Appreciate the limits and abilities of elementary school age children.
Children tend to blame themselves. Children younger than 7 or 8 tend to think that if something goes wrong, it is their fault. They might believe that they are responsible for the crisis because they “did something wrong.” Be sure your child understands that he did not cause this trauma.
Exposure to television and media should be limited. Children can be traumatized by images they cannot understand. If they are exposed to the media, an adult should be present to discuss what has been seen and heard. As mcuh as possible, limit media exposure.
Answer questions with accurate information. Relate your answers to your children’s worries Friends’ ideas should be discussed and misinformation corrected.
They may need specific reasons to believe that all of us are safe. You can reassure them that despite the crisis they will be taken care of.
School-aged children may not want to talk for long periods of time about the trauma. They may visit their concerns briefly and then turn to play or do schoolwork. This is a way that children can avoid feeling overwhelmed or too scared. To recognize whether and when they have concerns about what happened: pay attention to changes in behavior and mood.ask about children’s ideas.
Pre-adolescents and Adolescents
They may be able to understand more about the trauma. This means they can handle exposure to some images and information that younger children cannot adequately understand. Parents can use the teen’s more advanced ability to think and talk to discuss their thoughts, feelings and worries.
Some older children are still not emotionally mature enough. These teens are not able to process the information about the event or disaster without becoming overly anxious. They need to be shielded from some of the media coverage and allowed much opportunity to talk about what they are seeing and hearing.
Drastic changes in behavior might indicate high levels of distress.
Forcing teens to talk about their feelings is not helpful. Instead, make sure your teens have a variety of opportunities to talk to people they are comfortable with and who can help them understand their feelings, when they are ready. Just because your teen hasn’t said something about the trauma doesn’t mean he isn’t affected by it.
Teens can talk to adults or to peers to understand what happened. Some older children will benefit from joining in the adult conversations and some are more comfortable talking in groups with their peers. Some older children are reluctant to discuss their needs and feelings with their peers who might not see this as acceptable. Some older children are reluctant to discuss their needs and feelings with you because their developmental task is to separate and become independent of their parents.

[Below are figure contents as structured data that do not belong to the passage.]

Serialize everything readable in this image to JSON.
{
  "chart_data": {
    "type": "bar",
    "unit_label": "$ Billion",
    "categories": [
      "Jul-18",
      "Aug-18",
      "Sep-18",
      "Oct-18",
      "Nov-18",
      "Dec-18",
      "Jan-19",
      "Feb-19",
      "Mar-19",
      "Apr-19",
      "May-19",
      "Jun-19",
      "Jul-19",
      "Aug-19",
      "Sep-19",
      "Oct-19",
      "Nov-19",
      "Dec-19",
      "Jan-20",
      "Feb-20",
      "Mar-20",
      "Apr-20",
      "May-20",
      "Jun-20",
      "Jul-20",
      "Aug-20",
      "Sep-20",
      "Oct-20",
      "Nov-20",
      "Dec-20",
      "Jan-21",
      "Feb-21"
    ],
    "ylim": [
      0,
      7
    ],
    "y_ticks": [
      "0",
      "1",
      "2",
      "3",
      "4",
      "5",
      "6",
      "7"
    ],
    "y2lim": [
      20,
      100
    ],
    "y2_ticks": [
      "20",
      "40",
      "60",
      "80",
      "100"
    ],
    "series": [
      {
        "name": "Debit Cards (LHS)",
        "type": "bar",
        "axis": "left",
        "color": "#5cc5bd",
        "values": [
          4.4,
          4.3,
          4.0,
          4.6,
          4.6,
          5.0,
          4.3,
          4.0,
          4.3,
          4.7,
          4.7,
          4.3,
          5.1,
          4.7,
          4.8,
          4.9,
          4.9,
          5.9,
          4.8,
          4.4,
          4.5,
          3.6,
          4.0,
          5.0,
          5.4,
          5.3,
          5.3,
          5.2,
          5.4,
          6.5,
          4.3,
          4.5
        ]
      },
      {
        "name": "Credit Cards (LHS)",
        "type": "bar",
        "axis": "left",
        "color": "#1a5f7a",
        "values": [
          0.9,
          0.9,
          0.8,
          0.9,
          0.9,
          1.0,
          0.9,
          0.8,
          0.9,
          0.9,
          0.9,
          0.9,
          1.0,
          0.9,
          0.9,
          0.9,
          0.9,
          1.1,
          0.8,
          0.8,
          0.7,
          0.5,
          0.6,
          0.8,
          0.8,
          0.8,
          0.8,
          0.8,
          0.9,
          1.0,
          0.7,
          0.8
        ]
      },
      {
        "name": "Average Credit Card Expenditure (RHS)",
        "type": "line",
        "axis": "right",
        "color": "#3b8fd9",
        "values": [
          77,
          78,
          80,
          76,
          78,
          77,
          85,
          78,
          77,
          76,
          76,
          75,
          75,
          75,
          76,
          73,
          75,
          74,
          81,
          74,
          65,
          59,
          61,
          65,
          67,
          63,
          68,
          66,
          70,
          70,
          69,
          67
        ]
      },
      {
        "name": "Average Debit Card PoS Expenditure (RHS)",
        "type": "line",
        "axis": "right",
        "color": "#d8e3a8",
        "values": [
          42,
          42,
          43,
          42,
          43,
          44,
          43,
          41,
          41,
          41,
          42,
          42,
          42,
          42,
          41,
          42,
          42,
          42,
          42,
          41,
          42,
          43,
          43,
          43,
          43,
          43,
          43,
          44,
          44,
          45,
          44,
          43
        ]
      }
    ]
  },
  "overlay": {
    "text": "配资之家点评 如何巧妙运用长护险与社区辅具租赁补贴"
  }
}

You can let your teen know that you are available if he wants to talk with you about what happened.
Let your kids talk first about what they think happened. It is often easier to begin discussions by asking your children what their friends and classmates are thinking, feeling and saying about the tragedy. In most cases, it is not a good idea to force your children to talk with you, but instead, keep the door open for them to come back and discuss the crisis and their concerns about it later.
Be honest. When you talk about what happened, don’t diminish the nature or extent of the tragedy. Share clear and accurate information. Ask your teen what he thinks happened and what other kids in school are saying. Correct any false fears or misinformation.
Talk with your teen about your own feelings. Explain how the trauma is affecting you, admit your feelings, but don’t burden your teen with your fears and worries. Find other adults to talk to about those.
Encourage your teen to stay connected to others. Instead of isolating himself, he will be better off if he has people he can talk with and share thoughts and feelings.
Temporarily lower expectations of school and home performance. Your teen’s attention and emotional energy may be focused elsewhere for a few days or weeks.